As it starts to roll out its own MHS Genesis project in the Pacific Northwest, DoD has been "extraordinarily helpful in sharing lessons with us," he said. But it's a "very complex implementation strategy," and that interoperability is much easier said than done.
DoD lessons so far: Workflow matters
Sharing the stage with Shulkin at HIMSS18 was Navy Vice Admiral Raquel Bono, director of the Defense Health Agency.

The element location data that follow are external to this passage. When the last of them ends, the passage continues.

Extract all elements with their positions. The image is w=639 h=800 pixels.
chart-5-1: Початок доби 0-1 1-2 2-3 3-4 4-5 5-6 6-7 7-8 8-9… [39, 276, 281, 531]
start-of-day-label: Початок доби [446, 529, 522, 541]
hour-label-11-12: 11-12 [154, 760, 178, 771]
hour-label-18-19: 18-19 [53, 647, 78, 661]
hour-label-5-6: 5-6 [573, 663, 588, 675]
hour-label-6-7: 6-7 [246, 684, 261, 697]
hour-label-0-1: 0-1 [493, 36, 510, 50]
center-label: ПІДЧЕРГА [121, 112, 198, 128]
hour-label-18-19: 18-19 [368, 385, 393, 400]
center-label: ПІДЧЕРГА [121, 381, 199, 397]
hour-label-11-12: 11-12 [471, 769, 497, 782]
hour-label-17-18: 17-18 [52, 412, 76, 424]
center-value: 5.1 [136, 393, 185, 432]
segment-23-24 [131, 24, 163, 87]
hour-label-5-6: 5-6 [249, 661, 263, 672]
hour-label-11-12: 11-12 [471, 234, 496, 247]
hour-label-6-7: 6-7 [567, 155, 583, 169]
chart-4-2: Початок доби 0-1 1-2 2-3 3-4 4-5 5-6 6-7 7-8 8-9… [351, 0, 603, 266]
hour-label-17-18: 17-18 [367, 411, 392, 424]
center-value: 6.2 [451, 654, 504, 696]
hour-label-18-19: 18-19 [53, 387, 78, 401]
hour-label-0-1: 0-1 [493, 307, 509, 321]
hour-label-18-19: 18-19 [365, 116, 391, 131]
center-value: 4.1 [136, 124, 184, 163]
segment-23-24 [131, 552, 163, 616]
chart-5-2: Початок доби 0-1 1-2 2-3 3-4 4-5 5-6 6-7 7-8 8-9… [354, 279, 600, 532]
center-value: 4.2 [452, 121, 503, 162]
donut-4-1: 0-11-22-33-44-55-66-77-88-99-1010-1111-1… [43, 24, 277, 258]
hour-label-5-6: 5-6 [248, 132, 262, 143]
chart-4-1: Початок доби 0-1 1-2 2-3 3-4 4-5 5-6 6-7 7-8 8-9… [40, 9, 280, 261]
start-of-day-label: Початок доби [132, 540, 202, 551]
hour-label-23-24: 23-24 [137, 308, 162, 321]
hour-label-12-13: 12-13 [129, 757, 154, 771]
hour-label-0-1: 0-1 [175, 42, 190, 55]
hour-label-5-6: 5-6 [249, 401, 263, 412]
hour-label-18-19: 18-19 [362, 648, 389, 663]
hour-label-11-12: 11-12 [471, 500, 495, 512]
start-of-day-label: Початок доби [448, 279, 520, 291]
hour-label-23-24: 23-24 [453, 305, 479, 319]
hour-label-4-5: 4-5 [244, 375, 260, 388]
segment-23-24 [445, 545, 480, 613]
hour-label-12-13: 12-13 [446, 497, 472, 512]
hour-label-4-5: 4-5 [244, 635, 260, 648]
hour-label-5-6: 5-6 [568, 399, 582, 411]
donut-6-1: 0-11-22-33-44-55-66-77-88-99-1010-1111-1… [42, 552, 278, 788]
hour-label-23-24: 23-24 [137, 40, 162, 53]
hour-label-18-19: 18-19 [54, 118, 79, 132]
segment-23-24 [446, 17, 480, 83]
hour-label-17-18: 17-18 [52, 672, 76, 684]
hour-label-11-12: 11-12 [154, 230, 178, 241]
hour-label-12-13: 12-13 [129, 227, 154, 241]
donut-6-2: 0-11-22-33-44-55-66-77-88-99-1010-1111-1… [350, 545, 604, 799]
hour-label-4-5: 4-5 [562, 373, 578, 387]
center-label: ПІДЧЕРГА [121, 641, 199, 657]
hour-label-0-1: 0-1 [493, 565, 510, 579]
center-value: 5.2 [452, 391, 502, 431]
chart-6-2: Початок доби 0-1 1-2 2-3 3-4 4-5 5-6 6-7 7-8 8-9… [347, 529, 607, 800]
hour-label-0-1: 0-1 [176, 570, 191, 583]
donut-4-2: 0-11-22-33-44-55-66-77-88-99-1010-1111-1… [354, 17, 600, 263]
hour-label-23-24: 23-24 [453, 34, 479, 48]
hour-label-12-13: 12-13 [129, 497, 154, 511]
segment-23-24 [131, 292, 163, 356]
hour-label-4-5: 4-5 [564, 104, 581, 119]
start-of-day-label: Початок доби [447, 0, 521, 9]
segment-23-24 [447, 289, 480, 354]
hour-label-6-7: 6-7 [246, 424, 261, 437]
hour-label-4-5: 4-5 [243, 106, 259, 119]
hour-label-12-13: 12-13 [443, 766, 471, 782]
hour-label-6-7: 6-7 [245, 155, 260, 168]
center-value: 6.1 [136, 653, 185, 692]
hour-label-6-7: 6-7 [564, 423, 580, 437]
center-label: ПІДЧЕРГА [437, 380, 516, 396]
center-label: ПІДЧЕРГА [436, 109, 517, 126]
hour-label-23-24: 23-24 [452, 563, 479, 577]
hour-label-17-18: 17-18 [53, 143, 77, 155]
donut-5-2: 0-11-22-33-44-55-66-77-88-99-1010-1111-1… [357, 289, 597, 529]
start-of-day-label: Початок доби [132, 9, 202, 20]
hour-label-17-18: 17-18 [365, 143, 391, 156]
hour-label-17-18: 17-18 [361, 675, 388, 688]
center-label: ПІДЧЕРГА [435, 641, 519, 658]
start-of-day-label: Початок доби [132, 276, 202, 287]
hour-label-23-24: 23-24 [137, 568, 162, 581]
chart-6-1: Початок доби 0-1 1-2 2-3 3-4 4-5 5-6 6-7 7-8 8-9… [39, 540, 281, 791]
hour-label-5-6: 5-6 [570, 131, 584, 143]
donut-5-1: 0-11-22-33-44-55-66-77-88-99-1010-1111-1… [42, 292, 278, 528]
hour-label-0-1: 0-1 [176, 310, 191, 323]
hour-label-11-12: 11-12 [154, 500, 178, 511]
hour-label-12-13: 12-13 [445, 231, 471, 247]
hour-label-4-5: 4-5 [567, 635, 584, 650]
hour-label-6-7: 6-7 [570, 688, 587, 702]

"The more that we can set our sights on the collective goal of integrating across all the elements of healthcare, to include the DoD and the VA, the more we're able to define what we need for interoperability and be able to leverage each other's expertise to be able move forward," she said.
Mayo Clinic Chief Information Officer Cris Ross, who interviewed Shulkin and Bono, asked her what have been some initial lessons learned from the MHS Genesis project.
There have been many so far, and "we don't have time for all of them," she said.
But two keys in the early going were that "you need to make sure that your governance process is intact, and you need to understand how you're going to make decisions about what you're going to do. That's extremely important,” she said.
"And when you talk about governance, it's not who reports to whom, or who's the boss of whom," she added. "It's how you make decisions. Make sure you're making decisions for what's best for the enterprise, not individual sites."
Another big lesson has been that "you can't do too much training for workflow adoption," she said. "Workflow adoption is the crux of the change management that's needed to successfully deploy an EHR system. One of the areas we're working on with VA is identifying those areas and making sure we have unanimity of those workflows because that will be a large part of that."